Dziesięć lat za pomnik przy "Pawiaku"?

PAP |

publikacja 12.11.2010 09:15

Nawet 10 lat więzienia grozi 31-letniemu Tomaszowi P., który w nocy ze środy na czwartek w Warszawie zdewastował pomnik przy Muzeum Więzienia "Pawiak". Policja skierowała do sądu wniosek o aresztowanie mężczyzny - poinformowała w piątek PAP stołeczna policja.

Dziesięć lat za pomnik przy "Pawiaku"? Thunderman83/wikipedia (PD) Drzewo-Pomnik przy Muzeum Więzienia "Pawiak". W nocy ze środy na czwartek 40 letni mężczyzna dokonał dewastacji Pomnika

Zniszczona została część tabliczek z nazwiskami osób pomordowanych na "Pawiaku", znicze oraz wieńce i wiązanki kwiatów.

"Policjanci przy współpracy z Prokuraturą Rejonową Warszawa Śródmieście Północ zebrali wszelkie informacje związane z uszkodzeniem Pomnika Drzewa Pawiackiego. Pomnik jest dobrem o szczególnym znaczeniu dla kultury polskiej. Za jego dewastację grozi kara pozbawienia wolności od roku do 10 lat" - powiedział w piątek PAP Mariusz Mrozek z zespołu prasowego Komendy Stołecznej Policji.

Jak przypomniał, 31-letni mężczyzna zniszczył tabliczki pamiątkowe z nazwiskami osób pomordowanych, wieńce, wiązanki kwiatów i znicze. "W ustaleniu dokładnej skali dewastacji policji pomogli przedstawiciele Muzeum. Kustosz Muzeum Wiezienia 'Pawiak' oszacowała uszkodzone mienie na kwotę co najmniej 3 tysięcy złotych" - powiedział Mrozek.

Tomasz P. był poddany badaniu środowiskowemu. Lekarze nie stwierdzili niepoczytalności zatrzymanego. Podczas ujęcia przez policję mężczyzna nie był pod wpływem alkoholu.

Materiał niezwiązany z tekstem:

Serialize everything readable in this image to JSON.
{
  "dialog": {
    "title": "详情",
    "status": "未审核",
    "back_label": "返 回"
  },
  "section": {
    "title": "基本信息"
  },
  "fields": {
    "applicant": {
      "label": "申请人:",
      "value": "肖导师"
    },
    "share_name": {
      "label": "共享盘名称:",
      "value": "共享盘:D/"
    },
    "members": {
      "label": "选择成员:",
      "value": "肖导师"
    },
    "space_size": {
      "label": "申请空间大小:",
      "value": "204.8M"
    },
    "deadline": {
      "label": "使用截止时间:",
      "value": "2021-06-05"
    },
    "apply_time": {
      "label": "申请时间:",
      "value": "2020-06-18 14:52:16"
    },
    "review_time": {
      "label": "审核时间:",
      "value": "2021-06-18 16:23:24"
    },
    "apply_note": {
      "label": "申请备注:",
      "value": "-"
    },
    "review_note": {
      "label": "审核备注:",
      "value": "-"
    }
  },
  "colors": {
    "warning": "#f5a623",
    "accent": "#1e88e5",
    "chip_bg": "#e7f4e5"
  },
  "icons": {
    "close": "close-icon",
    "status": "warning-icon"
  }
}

Do "Drzewa Pawiackiego" rodziny więźniów zamordowanych w latach 1939-45 przez Niemców mocowały tabliczki z ich nazwiskami. Wiąz usechł w 2004 r., a w 2005 r. został zastąpiony brązowym odlewem. Na terenie Pawiaka znajduje się obecnie Muzeum Więzienia "Pawiak", działające, jako oddział Muzeum Niepodległości.

Przed pomnikiem przy Muzeum Więzienia "Pawiak" prezydent Bronisław Komorowski złożył w czwartek wiązankę biało-czerwonych kwiatów.